Surely, there’s always going to be a limit on how far an untrained, non-engineer can venture into this field. But this is not a reason to declare it a “no go” zone, on the contrary. Limits can always be surpassed, if one is willing to catch up with studies, as it’s often the case. The problem right now seems to me that we lack a well-trodden path bridging the gap between academia and amateurs when it comes to language and compiler design … which brings us back to square one, the tutorial linked at the beginning of this post.
What makes the Write a C Interpreter tutorial so special (at least to me)?
First of all, it’s worth mentioning that its author, Jinzhou Zhang, was actually a computer engineering student who dropped out of college right before the compiler design course was about to begin. He mentions this in his tutorial, which is full of personal thoughts and insights that are just as precious as the code. So, he’s neither a total amateur nor a fully trained engineer, he stands somewhere in-between, having some grounding into academia, and at the same time being left with a thirst for knowledge which he needs to quench.

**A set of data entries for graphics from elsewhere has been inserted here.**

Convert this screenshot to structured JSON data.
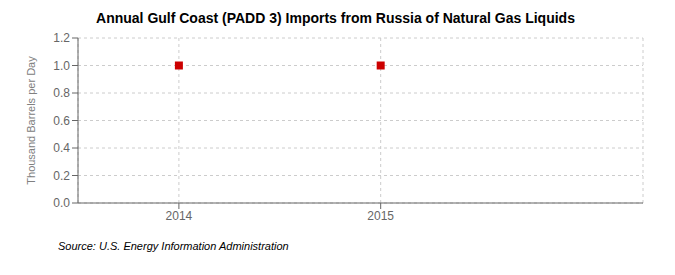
{
  "chart_data": {
    "type": "scatter",
    "title": "Annual Gulf Coast (PADD 3) Imports from Russia of Natural Gas Liquids",
    "ylabel": "Thousand Barrels per Day",
    "annotations": [
      "Source: U.S. Energy Information Administration"
    ],
    "x": [
      2014,
      2015
    ],
    "values": [
      1.0,
      1.0
    ],
    "color": "#cc0000",
    "marker": "square",
    "xlim": [
      2013.5,
      2016.3
    ],
    "xticks": [
      2014,
      2015
    ],
    "ylim": [
      0.0,
      1.2
    ],
    "yticks": [
      {
        "value": 0,
        "label": "0.0"
      },
      0.2,
      0.4,
      0.6,
      0.8,
      {
        "value": 1,
        "label": "1.0"
      },
      1.2
    ],
    "grid": true
  }
}
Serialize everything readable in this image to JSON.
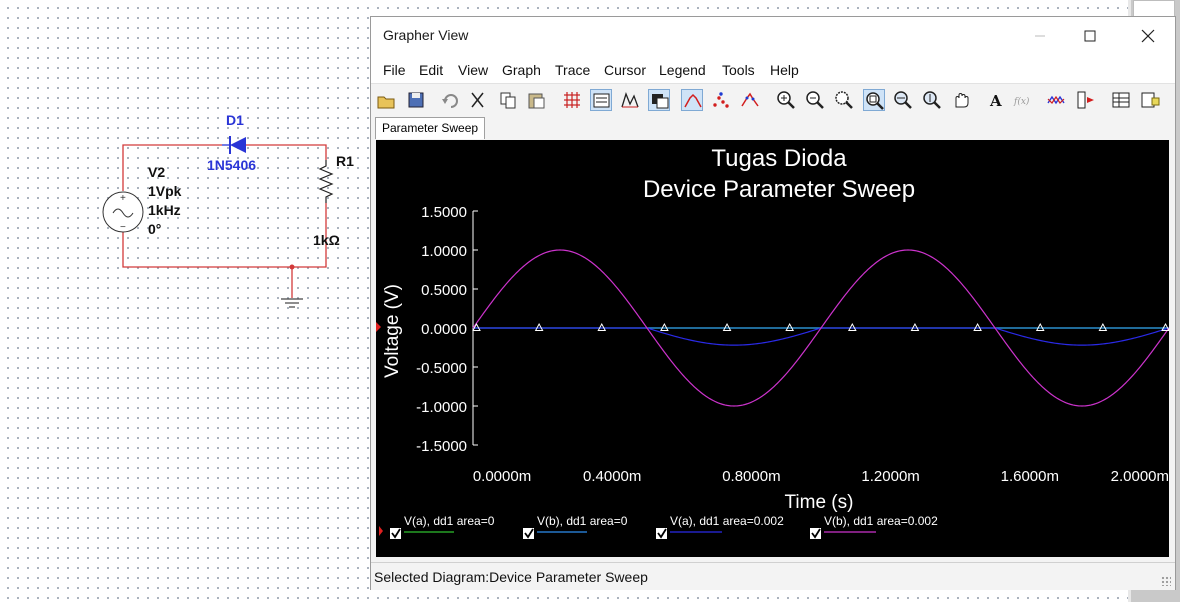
{
  "schematic": {
    "diode_ref": "D1",
    "diode_model": "1N5406",
    "source_ref": "V2",
    "source_amp": "1Vpk",
    "source_freq": "1kHz",
    "source_phase": "0°",
    "resistor_ref": "R1",
    "resistor_value": "1kΩ",
    "colors": {
      "wire": "#d23a3a",
      "diode": "#2a35d6",
      "text": "#111111"
    }
  },
  "window": {
    "title": "Grapher View",
    "menu": [
      "File",
      "Edit",
      "View",
      "Graph",
      "Trace",
      "Cursor",
      "Legend",
      "Tools",
      "Help"
    ],
    "toolbar_icons": [
      "open-icon",
      "save-icon",
      "undo-icon",
      "cut-icon",
      "copy-icon",
      "paste-icon",
      "grid-icon",
      "legend-toggle-icon",
      "pan-chart-icon",
      "invert-colors-icon",
      "line-plot-icon",
      "scatter-plot-icon",
      "marker-plot-icon",
      "zoom-in-icon",
      "zoom-out-icon",
      "zoom-area-icon",
      "zoom-fit-icon",
      "zoom-x-icon",
      "zoom-y-icon",
      "hand-pan-icon",
      "text-tool-icon",
      "formula-icon",
      "trace-icon",
      "cursor-icon",
      "export-table-icon",
      "export-image-icon"
    ],
    "active_tab": "Parameter Sweep",
    "status": "Selected Diagram:Device Parameter Sweep"
  },
  "chart_data": {
    "type": "line",
    "title": "Tugas Dioda",
    "subtitle": "Device Parameter Sweep",
    "xlabel": "Time (s)",
    "ylabel": "Voltage (V)",
    "xlim": [
      0,
      0.002
    ],
    "ylim": [
      -1.5,
      1.5
    ],
    "x_ticks": [
      "0.0000m",
      "0.4000m",
      "0.8000m",
      "1.2000m",
      "1.6000m",
      "2.0000m"
    ],
    "y_ticks": [
      "1.5000",
      "1.0000",
      "0.5000",
      "0.0000",
      "-0.5000",
      "-1.0000",
      "-1.5000"
    ],
    "legend_placement": "bottom",
    "series": [
      {
        "name": "V(a), dd1 area=0",
        "color": "#2fbf2f",
        "kind": "flat_zero_markers"
      },
      {
        "name": "V(b), dd1 area=0",
        "color": "#2e8ef0",
        "kind": "flat_zero"
      },
      {
        "name": "V(a), dd1 area=0.002",
        "color": "#2a2ae8",
        "kind": "clipped_negative_half",
        "amplitude": -0.22,
        "frequency_hz": 1000
      },
      {
        "name": "V(b), dd1 area=0.002",
        "color": "#cc33cc",
        "kind": "sine",
        "amplitude": 1.0,
        "frequency_hz": 1000
      }
    ],
    "marker_x": [
      1e-05,
      0.00019,
      0.00037,
      0.00055,
      0.00073,
      0.00091,
      0.00109,
      0.00127,
      0.00145,
      0.00163,
      0.00181,
      0.00199
    ]
  }
}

The actual code was taken from a third party project, the c4 repository by Robert Swierczek, described as “an exercise in minimalism”. Jinzhou Zhang had sufficient training to work his way through the code, and a balanced view on the topic between what are the needs of the untrained and the academic ways of presenting it, which enabled him to chunk up the original code into a multi-step approach around which he could tailor a step-by-step tutorial targeting untrained programmers. And I think that he succeeded in doing so (and the 2.5k stars on his repository confirm this).
There are hundreds of compiler design tutorials in the wild, but only few of them seem to hit mark of bridging the gap that separates academia and amateurism. Bridging this gap is the role of adventurers, and not an easy task either, for it requires striking a delicate balance between the needs and limits of those who lack the means, on the one hand, and the solid foundations upon which these sciences were erected, on the other.
There probably isn’t a single correct way to go about it, but some people will simply feature better than others at the task, and others will follow their footsteps, until a well-trodden path is established. Well trodden-paths eventually evolve into main routes, which attract services for the travelers, which lead to an economy (motels, restaurants, bars), and eventually a town is build around a main road.
My guess is that, eventually, this is how the current gap will be bridged (figuratively speaking). The clear signs of demand are out there for all to see, but supply is still short and an open challenge — no one says it’s going to be easy; on the contrary, it’s quite hard to deliver in (i.e. translate to) layman terms that which was naturally learned through the language of scientific specialism, because the whole educational path is designed to be as smooth a transition as possible — whereas the gap we’re speaking about is full of bumps and wrinkles that needs ironing out.
Probably the best (if not only) way to fill this gap is by paying attention to those who succeeded (in some degree) in these early steps; and by mutual feedback between the trained and untrained, between provider and consumer (so to speak). And I can’t think of a better place than this community, Strumenta, for this task, since it includes both professionals and amateurs, and offers a trusted (and closed) space where it’s possible to discuss the topic without starting flame-wars.
I hope that the tutorial link and my shared thoughts on this topic might inspire those who wish to open the doors of language design to non-experts, in some degree or another, e.g. by writing books, creating video tutorials, etc.